Though it’s not clear exactly what happened in this incident, Denisov appears to have lost his temper at superior officers. Unlike Rostov, who tries to right the wrongs he’s committed, Denisov avoids facing up to the consequences of his actions.
In June, during a truce, Rostov gets permission to visit Denisov in the hospital. When he arrives, the doctor tells him that the hospital is a typhus hotspot; patients and doctors succumb one after another. In the soldiers’ ward, Rostov is horrified by the stench and the sight of a suffering Cossack on the floor, his eyes rolled back and begging for a drink. A gray-bearded amputee begs Rostov to have a dead comrade removed from the ward. The doctor’s assistant hustles Rostov out of the room.
Rostov’s visit to the field hospital is a disillusioning moment for him, as he sees lower-ranked soldiers suffering in squalid, neglected conditions. So far, regimental life has sheltered him from such realities of war.
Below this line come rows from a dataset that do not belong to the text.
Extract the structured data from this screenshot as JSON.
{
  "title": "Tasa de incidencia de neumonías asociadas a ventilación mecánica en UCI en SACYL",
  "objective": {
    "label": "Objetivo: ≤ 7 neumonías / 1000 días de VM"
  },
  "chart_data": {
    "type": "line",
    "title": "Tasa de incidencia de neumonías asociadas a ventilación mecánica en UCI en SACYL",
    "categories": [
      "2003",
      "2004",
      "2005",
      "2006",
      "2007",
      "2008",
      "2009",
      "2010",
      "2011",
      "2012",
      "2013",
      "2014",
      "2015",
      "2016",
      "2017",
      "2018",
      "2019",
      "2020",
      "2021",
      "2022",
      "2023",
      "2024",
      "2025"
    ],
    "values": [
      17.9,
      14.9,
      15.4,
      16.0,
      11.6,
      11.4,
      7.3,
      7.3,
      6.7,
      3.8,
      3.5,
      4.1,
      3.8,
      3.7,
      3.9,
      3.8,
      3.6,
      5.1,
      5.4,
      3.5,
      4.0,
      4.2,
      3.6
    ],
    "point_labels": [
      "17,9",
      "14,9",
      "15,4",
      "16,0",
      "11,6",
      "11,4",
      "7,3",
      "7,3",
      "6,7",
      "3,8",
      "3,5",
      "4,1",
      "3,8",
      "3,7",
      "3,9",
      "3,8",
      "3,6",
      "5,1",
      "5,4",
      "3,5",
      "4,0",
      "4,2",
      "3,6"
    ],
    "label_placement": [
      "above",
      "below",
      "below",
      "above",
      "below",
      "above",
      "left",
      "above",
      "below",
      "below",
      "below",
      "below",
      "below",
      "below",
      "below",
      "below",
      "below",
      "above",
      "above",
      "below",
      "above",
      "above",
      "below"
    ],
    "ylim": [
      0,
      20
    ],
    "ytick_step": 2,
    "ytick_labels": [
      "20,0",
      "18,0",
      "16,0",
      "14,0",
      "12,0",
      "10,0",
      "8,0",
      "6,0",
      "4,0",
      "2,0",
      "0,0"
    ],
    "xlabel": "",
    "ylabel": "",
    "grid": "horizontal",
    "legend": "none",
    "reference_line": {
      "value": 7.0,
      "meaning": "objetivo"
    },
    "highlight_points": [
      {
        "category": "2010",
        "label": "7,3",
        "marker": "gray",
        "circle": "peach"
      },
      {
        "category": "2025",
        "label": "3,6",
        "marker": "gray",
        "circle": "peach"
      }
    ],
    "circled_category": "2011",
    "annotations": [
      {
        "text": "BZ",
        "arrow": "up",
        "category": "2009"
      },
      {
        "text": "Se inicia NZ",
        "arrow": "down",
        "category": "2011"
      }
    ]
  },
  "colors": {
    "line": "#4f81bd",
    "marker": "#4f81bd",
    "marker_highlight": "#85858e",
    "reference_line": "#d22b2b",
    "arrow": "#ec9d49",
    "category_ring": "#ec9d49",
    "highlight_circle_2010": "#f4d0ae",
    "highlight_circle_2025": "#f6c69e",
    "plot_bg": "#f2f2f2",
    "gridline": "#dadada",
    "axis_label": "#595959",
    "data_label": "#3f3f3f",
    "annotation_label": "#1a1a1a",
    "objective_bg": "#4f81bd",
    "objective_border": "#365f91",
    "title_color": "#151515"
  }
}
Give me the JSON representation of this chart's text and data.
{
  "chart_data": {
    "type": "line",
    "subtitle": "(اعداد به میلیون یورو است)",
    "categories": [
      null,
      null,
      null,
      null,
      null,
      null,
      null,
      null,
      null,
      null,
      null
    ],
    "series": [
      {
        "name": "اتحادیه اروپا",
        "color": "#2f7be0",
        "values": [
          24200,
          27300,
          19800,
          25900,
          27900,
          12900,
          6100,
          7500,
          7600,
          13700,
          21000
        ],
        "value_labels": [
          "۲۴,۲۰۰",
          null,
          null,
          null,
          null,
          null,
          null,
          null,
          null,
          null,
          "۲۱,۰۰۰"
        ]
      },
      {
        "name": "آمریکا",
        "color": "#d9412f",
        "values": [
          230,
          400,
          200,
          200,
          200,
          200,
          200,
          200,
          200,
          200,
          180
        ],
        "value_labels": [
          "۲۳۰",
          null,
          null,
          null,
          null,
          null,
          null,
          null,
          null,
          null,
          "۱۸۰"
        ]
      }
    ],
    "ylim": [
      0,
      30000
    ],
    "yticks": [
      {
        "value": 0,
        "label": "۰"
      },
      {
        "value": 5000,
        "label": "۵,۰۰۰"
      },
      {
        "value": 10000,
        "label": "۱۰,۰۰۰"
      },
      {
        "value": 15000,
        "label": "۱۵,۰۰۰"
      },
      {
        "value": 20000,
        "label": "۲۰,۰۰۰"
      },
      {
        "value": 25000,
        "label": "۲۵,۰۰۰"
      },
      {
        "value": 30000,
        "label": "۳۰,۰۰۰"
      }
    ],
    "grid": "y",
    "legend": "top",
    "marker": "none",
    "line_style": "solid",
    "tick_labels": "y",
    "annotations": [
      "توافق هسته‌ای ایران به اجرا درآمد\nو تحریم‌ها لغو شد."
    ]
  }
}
In the officers’ ward, Rostov sees Tushin, the artillerist he’d met at the battle of Schöngraben. It turns out that Tushin, who’s had an arm amputated, is Denisov’s roommate. As Tushin leads Rostov into another room, Rostov is shocked by the sound of laughter. Denisov greets Rostov warmly, but Rostov notices a dark undertone beneath his merry words. Denisov only seems interested in talking about his court martial case, and he eagerly reads Rostov the draft of his reply to the commission. Tushin urges Denisov to just sign the petition admitting his guilt and send it to the staff with Rostov; it’s the best outcome he could hope for. That evening, to Rostov’s surprise, Denisov signs the petition begging for the Sovereign’s mercy and gives it to Rostov with a grimace.
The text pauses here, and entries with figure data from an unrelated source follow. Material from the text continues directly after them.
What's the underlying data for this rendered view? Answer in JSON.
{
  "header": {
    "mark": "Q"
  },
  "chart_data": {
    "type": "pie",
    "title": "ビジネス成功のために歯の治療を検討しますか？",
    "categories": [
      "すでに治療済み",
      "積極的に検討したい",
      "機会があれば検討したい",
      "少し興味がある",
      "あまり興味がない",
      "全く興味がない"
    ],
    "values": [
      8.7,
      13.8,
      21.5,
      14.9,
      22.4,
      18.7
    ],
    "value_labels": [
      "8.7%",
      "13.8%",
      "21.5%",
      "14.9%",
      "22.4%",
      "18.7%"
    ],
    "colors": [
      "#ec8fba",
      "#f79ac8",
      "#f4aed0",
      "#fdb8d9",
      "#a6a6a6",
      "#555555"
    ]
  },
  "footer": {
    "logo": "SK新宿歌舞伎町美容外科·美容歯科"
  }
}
Conditions are different in the officers’ ward; officers are better cared for and able to live in some comfort, suggesting that class distinctions make a difference in the quality of medical care. Denisov is obsessed with his pending trial, wanting to hang onto a sense of principle (insofar as he has a defensible argument, which isn’t really clear). In any case, he finally gives up, as if realizing that in the greater scheme of things, principle doesn’t have much of a place in war.